I am alive.
I am around.
I am trying to comment and read and follow when I can. I don't know if anyone is still around this space but I promised to never just disappear into the ether so here I am.
I am still sad. While trying to straighten up a neverending pile of papers that looked innocuous enough I came across the notes I had made for the obituary I wrote for my Dad and it nearly took me to my knees.
I ran my 50K race this past weekend. I placed 10th out of 38 females. I wore my Dad's hat pre-race but it was too too hot and humid to wear it while running. I hurt--miles 26-30 were excruciating and no matter how much I wanted to run effortlessly in honor of my father my quadriceps didn't necessarily see things the same way. I sobbed for a minute when I saw the finish line and I could picture my Dad there, cheering for me.
God he wanted me to be a runner so much and I know he would have been thrilled to see me run 31 miles.
My Mom met me at the finish line and wrapped me in a towel, probably the same thing she used to do for my Dad when he crossed all of his finish lines.
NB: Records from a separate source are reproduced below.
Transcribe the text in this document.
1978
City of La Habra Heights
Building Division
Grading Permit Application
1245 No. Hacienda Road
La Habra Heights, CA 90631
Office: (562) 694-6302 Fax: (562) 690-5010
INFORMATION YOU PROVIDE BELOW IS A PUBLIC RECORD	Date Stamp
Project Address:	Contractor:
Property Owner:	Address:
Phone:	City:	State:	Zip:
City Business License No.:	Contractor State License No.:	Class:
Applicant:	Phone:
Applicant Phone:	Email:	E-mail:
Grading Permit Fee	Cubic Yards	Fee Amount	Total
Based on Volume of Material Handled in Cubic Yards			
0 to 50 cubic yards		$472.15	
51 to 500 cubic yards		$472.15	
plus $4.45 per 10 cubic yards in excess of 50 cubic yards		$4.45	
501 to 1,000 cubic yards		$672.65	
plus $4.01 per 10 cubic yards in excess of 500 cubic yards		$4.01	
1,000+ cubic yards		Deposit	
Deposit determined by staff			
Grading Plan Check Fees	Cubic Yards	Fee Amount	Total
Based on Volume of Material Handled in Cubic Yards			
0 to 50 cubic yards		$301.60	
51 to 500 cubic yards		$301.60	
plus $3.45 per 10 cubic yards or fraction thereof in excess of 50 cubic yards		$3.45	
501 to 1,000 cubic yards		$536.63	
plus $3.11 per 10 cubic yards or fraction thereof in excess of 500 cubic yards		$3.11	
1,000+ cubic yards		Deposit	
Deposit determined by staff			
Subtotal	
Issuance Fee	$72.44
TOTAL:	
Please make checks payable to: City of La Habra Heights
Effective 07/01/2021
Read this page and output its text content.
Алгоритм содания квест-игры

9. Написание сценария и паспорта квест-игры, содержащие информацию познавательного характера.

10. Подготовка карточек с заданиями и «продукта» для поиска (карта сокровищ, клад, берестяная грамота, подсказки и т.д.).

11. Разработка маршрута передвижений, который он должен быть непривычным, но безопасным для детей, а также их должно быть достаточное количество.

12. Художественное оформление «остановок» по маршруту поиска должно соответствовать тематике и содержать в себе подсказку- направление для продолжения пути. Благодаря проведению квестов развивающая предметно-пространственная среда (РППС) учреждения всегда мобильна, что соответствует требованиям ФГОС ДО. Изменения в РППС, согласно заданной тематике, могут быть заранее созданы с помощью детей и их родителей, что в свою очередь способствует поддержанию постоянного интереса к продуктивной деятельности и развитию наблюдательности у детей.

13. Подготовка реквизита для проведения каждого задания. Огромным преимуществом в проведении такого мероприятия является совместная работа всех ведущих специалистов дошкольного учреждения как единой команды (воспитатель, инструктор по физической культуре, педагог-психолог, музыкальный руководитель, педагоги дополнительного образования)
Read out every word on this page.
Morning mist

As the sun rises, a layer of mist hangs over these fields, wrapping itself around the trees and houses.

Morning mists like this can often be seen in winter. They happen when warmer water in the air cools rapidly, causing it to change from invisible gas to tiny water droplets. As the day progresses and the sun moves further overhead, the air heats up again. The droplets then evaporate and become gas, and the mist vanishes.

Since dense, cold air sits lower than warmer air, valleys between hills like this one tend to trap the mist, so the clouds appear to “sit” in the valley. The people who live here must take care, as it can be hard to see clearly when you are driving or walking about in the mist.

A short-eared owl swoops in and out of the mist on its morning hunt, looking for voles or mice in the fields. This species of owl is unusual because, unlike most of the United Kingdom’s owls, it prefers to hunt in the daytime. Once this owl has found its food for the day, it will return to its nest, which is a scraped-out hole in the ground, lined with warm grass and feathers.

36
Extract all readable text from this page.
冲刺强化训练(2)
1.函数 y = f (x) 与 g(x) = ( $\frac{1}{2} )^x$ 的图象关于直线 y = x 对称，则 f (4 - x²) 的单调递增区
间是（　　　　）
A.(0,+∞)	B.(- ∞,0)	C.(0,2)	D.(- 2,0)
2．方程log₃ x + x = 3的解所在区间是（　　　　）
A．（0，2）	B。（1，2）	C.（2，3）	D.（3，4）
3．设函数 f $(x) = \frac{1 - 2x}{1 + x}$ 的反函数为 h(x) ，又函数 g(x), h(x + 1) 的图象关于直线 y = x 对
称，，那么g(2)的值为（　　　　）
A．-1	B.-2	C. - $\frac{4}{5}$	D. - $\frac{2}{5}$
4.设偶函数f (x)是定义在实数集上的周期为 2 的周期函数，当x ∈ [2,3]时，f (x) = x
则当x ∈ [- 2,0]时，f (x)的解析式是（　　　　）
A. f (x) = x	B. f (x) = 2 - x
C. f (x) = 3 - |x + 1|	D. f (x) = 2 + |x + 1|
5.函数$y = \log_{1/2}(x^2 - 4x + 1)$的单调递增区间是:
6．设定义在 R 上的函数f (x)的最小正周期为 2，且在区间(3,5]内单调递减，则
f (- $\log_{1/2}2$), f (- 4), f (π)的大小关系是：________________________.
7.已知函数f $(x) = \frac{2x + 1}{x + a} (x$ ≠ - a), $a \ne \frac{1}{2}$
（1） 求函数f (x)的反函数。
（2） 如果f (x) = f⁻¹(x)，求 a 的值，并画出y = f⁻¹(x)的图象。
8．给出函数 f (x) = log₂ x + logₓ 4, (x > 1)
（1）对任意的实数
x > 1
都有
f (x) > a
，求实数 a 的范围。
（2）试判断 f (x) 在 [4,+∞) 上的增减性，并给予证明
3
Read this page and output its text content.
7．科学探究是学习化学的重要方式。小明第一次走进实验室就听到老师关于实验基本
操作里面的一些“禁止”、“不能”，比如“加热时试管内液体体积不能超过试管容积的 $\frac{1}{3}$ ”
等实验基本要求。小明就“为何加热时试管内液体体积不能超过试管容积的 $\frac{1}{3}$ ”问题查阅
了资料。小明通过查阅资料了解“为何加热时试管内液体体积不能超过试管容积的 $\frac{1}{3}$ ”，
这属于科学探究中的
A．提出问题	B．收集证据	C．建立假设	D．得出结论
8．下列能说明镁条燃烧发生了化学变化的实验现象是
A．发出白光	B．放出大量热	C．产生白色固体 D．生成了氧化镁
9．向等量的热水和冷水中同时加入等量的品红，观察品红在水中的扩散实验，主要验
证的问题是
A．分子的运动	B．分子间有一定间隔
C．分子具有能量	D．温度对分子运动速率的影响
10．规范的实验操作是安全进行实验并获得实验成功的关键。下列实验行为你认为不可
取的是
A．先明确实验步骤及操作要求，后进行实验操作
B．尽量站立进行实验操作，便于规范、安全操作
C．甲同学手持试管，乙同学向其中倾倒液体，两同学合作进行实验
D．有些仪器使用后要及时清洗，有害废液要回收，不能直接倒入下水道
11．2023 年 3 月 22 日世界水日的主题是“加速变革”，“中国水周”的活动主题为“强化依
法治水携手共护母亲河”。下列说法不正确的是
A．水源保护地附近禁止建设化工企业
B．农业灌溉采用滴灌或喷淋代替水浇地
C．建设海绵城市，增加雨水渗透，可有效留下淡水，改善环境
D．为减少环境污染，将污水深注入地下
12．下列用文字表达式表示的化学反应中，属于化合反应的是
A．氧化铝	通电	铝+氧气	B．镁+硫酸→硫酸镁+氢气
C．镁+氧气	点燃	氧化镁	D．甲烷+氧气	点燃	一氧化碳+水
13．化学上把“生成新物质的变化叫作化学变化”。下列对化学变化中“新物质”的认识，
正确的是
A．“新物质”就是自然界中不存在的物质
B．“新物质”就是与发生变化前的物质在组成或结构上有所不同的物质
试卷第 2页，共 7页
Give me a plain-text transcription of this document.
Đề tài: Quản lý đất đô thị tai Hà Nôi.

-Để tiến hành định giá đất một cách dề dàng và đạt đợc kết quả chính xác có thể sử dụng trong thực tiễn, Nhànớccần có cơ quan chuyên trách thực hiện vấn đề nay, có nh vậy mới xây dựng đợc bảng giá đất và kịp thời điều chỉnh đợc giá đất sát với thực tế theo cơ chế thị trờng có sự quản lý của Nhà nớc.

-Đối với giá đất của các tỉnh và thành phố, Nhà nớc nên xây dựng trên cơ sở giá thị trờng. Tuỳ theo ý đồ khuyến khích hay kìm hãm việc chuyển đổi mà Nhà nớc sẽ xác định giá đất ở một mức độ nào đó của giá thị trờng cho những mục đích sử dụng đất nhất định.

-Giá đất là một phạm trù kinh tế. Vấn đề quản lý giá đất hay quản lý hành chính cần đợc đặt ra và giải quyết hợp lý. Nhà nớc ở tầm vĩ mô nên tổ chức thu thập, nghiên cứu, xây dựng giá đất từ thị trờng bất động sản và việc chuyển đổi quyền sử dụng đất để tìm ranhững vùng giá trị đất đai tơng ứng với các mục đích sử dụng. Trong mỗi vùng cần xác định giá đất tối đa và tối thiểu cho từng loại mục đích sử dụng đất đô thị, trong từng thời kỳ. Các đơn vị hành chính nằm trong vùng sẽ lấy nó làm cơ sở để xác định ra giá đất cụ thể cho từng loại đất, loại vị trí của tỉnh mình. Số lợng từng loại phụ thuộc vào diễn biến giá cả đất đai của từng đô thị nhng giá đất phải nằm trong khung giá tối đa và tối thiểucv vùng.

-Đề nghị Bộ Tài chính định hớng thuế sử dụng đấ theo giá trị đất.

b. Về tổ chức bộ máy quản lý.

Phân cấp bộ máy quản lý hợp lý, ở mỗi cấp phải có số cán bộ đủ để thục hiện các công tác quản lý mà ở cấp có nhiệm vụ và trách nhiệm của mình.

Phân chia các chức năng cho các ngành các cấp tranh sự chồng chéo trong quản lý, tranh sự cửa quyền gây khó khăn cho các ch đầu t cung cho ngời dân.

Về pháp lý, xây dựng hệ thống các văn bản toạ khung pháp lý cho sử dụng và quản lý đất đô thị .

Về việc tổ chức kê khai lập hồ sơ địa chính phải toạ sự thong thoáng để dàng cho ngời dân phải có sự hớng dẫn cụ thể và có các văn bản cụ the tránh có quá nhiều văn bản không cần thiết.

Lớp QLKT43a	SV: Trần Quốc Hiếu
She's doing OK, but I worry about her.
My children are beautiful, but you didn't need me to tell you that. I can't take credit for their beauty so I am allowed to brag incessantly, right? They are almost two years old and I can't keep up with their language and growth. It is an amazing thing to witness.
I have had so many complex emotions lately...I guess we all do...I'm not claiming or pretending to be different from anyone else. I just don't always know how to sort them out. Some days I hurt so much for all the hurt in the world it threatens to take me right under. When does it end? Other days I just go about my day complaining about my ridiculous first world problems and then buy a new chevron striped blanket at Target.
I guess all I can do is shake my head and wonder how the hell I got so, so lucky.
How are you doing?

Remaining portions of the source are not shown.